Tomorrow, it will be December. Today, an important part of my life ends; I say goodbye quietly to November.
Dylan Thomas wrote, “Rage, rage against the dying of the light.” The opposite is what I feel. I feel the grace of quiet endings.
I had written about how I left the workplace (What, Me Retire?) where my advertising career lasted for over 20 years. I left without a huff for a complex reason. And today, I am leaving my teaching career of about the same number of years—gently into the night, again without a huff—for another complex reason.
As I jokingly tell family and close friends, I have reached my point of irrelevance. Students have morphed into aliens I cannot recognize. Try as I might, I could no longer engage them, not with the tools of life I have learned through hard knocks.
And then there’s AI. I teach critical writing, but in checking papers, I could not distinguish which part is from some bot out there and which part is the student’s.
Teaching has been just a few hours of my time during the week because I spend most of my days writing books on grace. But I enjoyed interacting with young people and passing on everything I know about the subject; I looked forward to either a Tuesday or whatever day I was assigned a class or two.
Alas, the interaction is gone. Last semester, I performed all magic tricks—soliloquy, song-and-dance, standing on my head, fire eating, etc.—before a stoic audience totally tuned off. And the saddest part is, some brazenly challenged comments on their work or questioned their grades.
The last nail in the coffin was a gentle nudge from management for teachers to be careful in cracking jokes as some may get offended--through a memo.
So a week ago, I chose not to go to the graduation rites, which I never failed to attend year after year. My presence would not have altered anything, neither would my absence. A silent exit it was.
Coincidentally, the repairs and renovation of our 48-year-old house, which had begun in June, is finally finished. By tomorrow, I should be relishing quiet peace.
"There is an appointed time for everything. And there is a time for every event under heaven . . . A time to be silent and a time to speak; A time to love and a time to hate; A time for war and a time for peace." Ecclesiastes 3:1, 7-8 (NLT)

2 comments:
I feel the angst with you, Grace.

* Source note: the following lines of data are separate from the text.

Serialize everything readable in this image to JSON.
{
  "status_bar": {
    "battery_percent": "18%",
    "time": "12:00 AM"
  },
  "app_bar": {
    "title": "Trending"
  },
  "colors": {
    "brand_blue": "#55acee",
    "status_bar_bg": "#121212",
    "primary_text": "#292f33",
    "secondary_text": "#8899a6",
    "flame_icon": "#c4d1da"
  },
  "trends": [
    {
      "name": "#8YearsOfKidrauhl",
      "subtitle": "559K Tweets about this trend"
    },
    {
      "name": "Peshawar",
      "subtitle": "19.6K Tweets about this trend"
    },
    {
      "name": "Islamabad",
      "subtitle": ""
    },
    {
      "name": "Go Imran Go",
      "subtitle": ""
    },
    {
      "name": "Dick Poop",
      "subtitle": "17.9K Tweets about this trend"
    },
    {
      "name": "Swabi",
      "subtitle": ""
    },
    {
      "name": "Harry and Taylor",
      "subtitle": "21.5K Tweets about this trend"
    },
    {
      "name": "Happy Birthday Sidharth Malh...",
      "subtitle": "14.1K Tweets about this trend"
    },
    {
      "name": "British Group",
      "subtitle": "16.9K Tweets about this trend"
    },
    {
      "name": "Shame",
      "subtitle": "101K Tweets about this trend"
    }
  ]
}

But then again, I’m reminded that all those years of being relevant also also must pass. On second thought though, I feel the wisdom we’ve gained and taught through those many years are being replicated in the lives of the students we’ve mentored, so the influence lives on.
It was a beautiful season while it lasted. A gift of grace. But as we read in Ecclesiastes, seasons end. And new ones begin. Grateful.